En el momento en que le arrancé la mano, ella pareció perder toda fuerza. Se lanzó hacia atrás y rodó por los escalones de mármol que estaban al lado.

Debajo de su vestido blanco, una mancha roja empezó a extenderse rápidamente. Todo pasó en un instante.

—¡Adriana! —gritó Mario con una voz aguda, como una bestia enfurecida, y salió corriendo del salón de consejos.

Vio a Adriana tirada en el suelo, con sangre formando un charco debajo de ella.
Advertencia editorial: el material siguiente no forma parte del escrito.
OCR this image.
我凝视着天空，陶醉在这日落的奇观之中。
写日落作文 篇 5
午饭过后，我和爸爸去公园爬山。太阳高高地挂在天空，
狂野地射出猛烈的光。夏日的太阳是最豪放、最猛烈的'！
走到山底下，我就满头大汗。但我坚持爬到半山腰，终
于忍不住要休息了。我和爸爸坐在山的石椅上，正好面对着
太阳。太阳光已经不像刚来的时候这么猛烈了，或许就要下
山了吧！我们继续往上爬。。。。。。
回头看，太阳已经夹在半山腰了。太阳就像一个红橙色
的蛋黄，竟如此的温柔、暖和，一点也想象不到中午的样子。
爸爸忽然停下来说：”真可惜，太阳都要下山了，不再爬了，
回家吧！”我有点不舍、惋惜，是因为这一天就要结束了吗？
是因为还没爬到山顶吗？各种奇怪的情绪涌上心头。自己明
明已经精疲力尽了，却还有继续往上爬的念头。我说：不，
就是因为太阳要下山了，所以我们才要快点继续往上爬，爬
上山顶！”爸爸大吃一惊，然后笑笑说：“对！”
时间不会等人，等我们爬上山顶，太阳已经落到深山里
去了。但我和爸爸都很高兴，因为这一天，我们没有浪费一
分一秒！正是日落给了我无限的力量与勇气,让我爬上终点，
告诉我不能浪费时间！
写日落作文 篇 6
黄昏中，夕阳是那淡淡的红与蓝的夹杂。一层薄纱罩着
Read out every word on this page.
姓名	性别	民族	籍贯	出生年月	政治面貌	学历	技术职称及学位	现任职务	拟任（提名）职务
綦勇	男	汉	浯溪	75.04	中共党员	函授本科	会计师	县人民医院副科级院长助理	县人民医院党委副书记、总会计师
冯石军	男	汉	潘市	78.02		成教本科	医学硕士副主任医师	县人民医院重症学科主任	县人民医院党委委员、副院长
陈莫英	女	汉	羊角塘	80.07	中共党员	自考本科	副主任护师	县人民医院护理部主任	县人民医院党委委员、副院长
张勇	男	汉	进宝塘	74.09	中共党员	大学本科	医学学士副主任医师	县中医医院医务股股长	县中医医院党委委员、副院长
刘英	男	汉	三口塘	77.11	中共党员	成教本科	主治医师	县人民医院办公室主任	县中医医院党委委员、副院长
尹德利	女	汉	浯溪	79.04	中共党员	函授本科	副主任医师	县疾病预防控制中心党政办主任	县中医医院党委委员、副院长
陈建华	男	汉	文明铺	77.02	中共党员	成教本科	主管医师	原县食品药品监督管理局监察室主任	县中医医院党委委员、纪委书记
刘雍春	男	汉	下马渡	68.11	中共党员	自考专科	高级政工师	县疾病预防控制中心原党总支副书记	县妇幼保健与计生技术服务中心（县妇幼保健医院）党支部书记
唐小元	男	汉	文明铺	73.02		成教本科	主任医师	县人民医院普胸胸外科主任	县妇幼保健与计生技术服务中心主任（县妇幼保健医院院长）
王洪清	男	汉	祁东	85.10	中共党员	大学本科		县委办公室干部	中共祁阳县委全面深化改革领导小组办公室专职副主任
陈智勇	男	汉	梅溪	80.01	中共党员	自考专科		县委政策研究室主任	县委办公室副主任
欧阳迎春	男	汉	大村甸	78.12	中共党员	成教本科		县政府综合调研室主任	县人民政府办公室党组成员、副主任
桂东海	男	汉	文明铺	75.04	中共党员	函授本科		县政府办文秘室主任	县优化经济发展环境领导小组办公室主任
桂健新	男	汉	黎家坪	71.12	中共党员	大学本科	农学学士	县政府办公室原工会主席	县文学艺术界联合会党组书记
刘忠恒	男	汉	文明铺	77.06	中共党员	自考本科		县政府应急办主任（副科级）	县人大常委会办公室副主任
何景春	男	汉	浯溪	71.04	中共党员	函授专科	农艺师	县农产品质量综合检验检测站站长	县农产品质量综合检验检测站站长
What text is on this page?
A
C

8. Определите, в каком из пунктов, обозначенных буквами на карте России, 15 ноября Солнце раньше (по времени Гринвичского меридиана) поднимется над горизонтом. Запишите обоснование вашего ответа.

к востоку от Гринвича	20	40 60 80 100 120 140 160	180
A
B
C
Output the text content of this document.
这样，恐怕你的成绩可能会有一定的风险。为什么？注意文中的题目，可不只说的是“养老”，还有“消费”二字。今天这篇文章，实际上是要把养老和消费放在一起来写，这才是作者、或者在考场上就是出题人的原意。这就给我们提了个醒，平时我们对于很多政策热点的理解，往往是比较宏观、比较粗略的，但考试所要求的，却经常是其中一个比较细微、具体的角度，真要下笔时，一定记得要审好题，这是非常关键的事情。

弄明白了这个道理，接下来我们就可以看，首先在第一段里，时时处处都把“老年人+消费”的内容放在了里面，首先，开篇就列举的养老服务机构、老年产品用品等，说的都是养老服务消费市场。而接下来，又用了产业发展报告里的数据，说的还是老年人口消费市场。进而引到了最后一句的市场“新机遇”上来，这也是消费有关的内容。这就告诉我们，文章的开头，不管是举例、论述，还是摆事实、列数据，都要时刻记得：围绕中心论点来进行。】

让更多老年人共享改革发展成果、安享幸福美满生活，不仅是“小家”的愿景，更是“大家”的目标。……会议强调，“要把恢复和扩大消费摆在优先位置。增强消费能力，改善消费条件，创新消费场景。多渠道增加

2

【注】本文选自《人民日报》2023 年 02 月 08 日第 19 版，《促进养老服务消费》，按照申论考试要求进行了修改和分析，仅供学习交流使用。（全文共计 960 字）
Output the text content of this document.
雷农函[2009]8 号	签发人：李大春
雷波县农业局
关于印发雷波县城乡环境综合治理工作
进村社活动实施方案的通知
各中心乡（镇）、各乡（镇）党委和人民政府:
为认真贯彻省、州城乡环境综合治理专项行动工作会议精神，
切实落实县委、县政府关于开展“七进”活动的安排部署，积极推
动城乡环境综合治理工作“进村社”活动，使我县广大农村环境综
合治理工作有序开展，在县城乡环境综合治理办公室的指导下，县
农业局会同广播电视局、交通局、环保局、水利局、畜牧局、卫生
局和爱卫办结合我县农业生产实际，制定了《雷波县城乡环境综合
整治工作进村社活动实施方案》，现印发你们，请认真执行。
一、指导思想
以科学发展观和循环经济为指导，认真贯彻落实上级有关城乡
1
Luego levantó la mirada hacia mí —que estaba de pie en los escalones— y sus ojos se pusieron rojos de ira en un instante.

Un bofetón sonó fuerte en mi mejilla.

Mi cabeza se volvió violentamente hacia un lado. Mis oídos zumbaban, y la mejilla ardía con un dolor intenso.

—¡Rosalía, desgraciada! —gritó, con desesperación y furia en la voz, como si hubiera perdido todo.

Volví la cabeza lentamente y lo miré: en su rostro había dolor y rabia, como si hubiera perdido lo más importante.

Entonces, con toda mi fuerza, le devolví el golpe. El sonido fue igual de fuerte y claro.

—Quédate tranquilo —le dije, mirando sus ojos sorprendidos. Mis palabras fueron frías y deliberadas—. A partir de hoy, ya no soy tu prometida.